How do you feel about the environmental impact of using disposable chopsticks?
- I don’t believe it’s a problem at all.
- I believe it is a problem but I don’t feel like doing anything about it.
- I believe it’s a problem and that’s why I bring my own chopsticks with me instead of using disposables.
- I’ve been feeling guilty and intend to use reusables more in the future.
- The issue never occurred to me (never heard of it) before, but now that you mention it I intend to use reusables more.
Where I lived back home, lots of people biked instead of driving, packed their groceries into a reusable bag and had the motto “reduce, reuse, recycle” committed to memory. It was also well known in such circles that the use of disposable chopsticks is seriously deforesting the earth and any decent person should use reusable chopsticks. . . or at least tell other people they should. That was widely known. So I’m a little surprised that no one has mentioned the subject on forumosa.
Were you aware of these types of stories:
motherjones.com/news/outfron … liner.html
[quote]It was only in the mid-1980s that disposable chopsticks, mass- produced from birch or poplar, appeared in China, long after Japan, South Korea and Hong Kong had begun using them. The Chinese government promoted their use to fight communicable disease and, at one point, required restaurants in various cities to use them.
The chopsticks gained in popularity as market reforms fueled an economic boom in China. Higher incomes and busier lifestyles meant more people eating out, more restaurants – and more chopsticks. The reforms also spurred millions of peasants to move to the cities; these migrants often survive on take-out meals sold in Styrofoam boxes – each with a pair of one-time chopsticks.
China now produces and discards more than 45 billion pairs of disposable chopsticks every year, cutting down as many as 25 million trees in the process, according to government statistics. Another 15 billion pairs are exported to Japan, South Korea and other countries.

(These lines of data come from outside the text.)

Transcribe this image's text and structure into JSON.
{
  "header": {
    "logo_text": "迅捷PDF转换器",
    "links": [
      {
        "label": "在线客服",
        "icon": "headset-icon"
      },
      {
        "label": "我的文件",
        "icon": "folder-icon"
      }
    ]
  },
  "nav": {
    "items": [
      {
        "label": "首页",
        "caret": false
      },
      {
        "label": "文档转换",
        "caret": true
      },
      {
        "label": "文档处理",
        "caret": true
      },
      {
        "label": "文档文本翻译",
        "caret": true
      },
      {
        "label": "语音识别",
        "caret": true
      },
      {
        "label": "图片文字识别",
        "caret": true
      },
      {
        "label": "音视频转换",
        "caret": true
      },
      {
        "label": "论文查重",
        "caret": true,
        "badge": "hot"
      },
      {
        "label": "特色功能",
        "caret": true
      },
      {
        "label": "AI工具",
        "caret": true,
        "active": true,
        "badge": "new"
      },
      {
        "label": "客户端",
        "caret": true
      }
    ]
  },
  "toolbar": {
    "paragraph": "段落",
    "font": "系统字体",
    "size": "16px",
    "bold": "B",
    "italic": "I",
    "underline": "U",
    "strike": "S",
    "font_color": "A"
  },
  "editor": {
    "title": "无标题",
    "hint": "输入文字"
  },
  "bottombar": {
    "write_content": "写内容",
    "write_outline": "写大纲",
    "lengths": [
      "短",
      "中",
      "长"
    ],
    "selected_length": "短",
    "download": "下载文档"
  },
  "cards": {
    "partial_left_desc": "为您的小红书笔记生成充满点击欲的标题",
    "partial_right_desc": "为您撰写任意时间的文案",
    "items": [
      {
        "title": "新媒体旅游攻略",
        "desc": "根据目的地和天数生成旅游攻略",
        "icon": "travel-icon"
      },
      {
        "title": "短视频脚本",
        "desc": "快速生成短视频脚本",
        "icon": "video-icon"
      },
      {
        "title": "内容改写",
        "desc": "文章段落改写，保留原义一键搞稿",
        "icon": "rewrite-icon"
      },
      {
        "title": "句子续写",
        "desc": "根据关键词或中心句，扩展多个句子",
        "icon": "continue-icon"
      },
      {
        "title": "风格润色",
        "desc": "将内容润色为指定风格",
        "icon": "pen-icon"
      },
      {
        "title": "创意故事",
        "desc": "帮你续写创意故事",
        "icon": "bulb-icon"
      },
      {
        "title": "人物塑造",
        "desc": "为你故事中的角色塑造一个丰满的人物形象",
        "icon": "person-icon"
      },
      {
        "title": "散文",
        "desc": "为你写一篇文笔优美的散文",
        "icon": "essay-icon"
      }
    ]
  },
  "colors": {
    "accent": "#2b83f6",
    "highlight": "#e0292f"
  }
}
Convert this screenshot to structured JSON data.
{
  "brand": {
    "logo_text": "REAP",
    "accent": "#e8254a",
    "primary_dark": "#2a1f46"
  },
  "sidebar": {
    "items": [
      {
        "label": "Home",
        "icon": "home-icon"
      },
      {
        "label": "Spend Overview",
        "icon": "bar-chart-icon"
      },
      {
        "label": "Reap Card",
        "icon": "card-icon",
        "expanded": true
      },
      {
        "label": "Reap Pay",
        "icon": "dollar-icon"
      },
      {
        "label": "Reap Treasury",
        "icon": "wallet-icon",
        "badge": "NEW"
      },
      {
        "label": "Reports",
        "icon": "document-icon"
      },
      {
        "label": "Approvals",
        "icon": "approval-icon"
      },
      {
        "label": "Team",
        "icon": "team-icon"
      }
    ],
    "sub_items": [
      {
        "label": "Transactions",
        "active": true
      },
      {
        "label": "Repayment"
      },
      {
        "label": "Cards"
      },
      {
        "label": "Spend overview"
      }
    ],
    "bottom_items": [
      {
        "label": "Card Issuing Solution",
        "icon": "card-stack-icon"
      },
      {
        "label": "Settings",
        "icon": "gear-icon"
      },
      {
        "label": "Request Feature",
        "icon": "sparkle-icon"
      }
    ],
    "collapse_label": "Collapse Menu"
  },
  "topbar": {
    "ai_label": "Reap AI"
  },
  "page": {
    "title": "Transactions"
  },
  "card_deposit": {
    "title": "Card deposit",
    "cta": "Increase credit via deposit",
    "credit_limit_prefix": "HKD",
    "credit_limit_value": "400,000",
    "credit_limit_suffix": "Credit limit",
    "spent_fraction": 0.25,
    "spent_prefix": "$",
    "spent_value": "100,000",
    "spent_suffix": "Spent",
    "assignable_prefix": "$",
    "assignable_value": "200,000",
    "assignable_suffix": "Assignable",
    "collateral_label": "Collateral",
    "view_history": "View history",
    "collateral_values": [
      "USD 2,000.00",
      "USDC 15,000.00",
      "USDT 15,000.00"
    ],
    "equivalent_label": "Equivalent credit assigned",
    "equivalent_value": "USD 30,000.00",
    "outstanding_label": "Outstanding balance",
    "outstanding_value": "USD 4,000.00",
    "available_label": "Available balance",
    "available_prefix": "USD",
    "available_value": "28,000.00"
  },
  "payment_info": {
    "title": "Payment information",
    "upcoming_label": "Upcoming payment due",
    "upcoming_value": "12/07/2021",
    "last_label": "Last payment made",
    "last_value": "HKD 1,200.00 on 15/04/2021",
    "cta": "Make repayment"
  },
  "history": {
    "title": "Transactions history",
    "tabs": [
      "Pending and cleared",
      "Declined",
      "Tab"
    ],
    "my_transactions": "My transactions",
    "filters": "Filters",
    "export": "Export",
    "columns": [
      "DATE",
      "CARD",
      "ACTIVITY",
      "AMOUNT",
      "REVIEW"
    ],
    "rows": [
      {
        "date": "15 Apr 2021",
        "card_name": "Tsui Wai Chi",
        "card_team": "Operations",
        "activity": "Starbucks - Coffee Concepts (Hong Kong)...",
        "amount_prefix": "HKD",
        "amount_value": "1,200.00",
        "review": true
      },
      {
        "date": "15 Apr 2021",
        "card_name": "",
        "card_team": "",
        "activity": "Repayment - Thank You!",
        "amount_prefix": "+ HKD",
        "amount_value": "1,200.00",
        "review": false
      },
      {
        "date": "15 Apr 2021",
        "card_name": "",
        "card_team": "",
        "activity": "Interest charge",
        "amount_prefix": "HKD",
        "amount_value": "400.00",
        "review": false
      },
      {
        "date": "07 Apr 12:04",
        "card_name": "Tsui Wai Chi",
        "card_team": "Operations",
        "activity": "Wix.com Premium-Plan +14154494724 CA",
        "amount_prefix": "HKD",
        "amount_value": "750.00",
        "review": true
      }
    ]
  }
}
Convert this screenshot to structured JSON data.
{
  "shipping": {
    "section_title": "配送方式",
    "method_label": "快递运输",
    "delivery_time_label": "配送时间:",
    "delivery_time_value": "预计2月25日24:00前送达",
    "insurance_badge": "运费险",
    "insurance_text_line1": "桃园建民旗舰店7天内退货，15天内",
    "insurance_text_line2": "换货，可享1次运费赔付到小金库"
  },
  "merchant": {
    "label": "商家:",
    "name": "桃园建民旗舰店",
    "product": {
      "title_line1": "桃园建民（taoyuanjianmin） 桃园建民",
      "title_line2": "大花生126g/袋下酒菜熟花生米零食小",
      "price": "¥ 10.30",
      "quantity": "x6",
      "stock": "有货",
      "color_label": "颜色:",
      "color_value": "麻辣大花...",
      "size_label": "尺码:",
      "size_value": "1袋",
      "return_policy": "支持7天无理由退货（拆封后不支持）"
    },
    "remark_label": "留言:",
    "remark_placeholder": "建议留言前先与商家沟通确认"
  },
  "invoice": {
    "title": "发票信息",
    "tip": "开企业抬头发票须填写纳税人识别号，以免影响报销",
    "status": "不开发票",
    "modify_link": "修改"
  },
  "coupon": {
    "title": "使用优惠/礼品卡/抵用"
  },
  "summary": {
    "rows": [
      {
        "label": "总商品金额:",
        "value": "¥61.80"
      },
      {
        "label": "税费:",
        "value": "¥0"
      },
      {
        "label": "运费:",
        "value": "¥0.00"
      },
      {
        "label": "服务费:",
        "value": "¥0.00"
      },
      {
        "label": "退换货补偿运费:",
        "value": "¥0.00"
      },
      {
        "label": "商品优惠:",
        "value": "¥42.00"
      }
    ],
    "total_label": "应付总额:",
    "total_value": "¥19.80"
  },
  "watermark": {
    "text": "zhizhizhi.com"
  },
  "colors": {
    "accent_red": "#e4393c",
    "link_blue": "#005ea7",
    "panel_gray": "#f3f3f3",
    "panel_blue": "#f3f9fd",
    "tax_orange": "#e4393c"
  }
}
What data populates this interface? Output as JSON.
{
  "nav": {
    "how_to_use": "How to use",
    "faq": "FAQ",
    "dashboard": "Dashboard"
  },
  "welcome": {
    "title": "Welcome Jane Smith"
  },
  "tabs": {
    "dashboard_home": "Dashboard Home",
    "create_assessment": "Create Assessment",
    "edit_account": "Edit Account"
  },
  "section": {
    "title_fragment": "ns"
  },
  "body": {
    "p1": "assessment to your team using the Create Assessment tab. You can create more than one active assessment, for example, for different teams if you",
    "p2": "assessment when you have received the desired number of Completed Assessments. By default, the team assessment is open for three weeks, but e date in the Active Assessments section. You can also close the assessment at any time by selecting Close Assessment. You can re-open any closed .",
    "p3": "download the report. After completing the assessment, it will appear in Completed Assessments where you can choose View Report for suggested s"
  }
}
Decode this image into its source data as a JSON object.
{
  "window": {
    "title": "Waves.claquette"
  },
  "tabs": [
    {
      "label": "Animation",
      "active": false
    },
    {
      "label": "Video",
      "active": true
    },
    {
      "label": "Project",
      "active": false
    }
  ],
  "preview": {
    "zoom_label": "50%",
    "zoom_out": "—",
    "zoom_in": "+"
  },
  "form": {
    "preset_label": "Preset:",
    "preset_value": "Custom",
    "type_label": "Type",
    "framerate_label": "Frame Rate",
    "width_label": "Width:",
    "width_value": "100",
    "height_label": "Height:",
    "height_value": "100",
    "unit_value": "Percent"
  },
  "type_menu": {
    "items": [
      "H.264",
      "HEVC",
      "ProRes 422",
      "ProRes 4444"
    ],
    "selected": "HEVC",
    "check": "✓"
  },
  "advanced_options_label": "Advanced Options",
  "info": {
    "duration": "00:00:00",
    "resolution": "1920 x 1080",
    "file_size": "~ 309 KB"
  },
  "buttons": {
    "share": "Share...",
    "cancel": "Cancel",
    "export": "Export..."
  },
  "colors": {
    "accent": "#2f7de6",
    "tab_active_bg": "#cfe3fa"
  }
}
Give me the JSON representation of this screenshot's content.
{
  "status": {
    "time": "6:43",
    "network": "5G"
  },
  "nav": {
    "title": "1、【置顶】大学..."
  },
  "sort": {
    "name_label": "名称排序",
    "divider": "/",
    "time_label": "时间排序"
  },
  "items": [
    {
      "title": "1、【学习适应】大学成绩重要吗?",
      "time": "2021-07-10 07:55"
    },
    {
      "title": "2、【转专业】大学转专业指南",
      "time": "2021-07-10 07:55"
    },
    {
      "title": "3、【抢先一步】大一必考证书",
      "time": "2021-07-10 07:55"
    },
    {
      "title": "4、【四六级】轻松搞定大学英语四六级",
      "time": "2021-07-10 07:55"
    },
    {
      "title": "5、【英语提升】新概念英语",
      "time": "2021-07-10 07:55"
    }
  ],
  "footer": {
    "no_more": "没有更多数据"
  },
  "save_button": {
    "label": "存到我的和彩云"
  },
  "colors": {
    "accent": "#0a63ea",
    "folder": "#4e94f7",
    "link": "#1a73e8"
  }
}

At the current rate of timber use, environmentalists warn, China will consume its remaining forests in about a decade.[/quote]
hartford-hwp.com/archives/55/222.html
forests.org/archive/asia/shbanson.htm
[quote]Every second, a football field sized chunk of lush tropical rainforest is gone forever. Every year, we lose another 20 million acres. . .
The United States is the world’s number one importer of processed tropical timber. We see teak, mahogany, and other rainforest hardwoods almost every day in doors, tables, desks, bookshelves, disposable chopsticks, houses and sometimes even our paper. The developed world’s huge demand for exotic timber is wiping out tropical rainforests all over the world.[/quote]
yesworld.org/info/rainforest.htm
How do you feel about disposable chopsticks?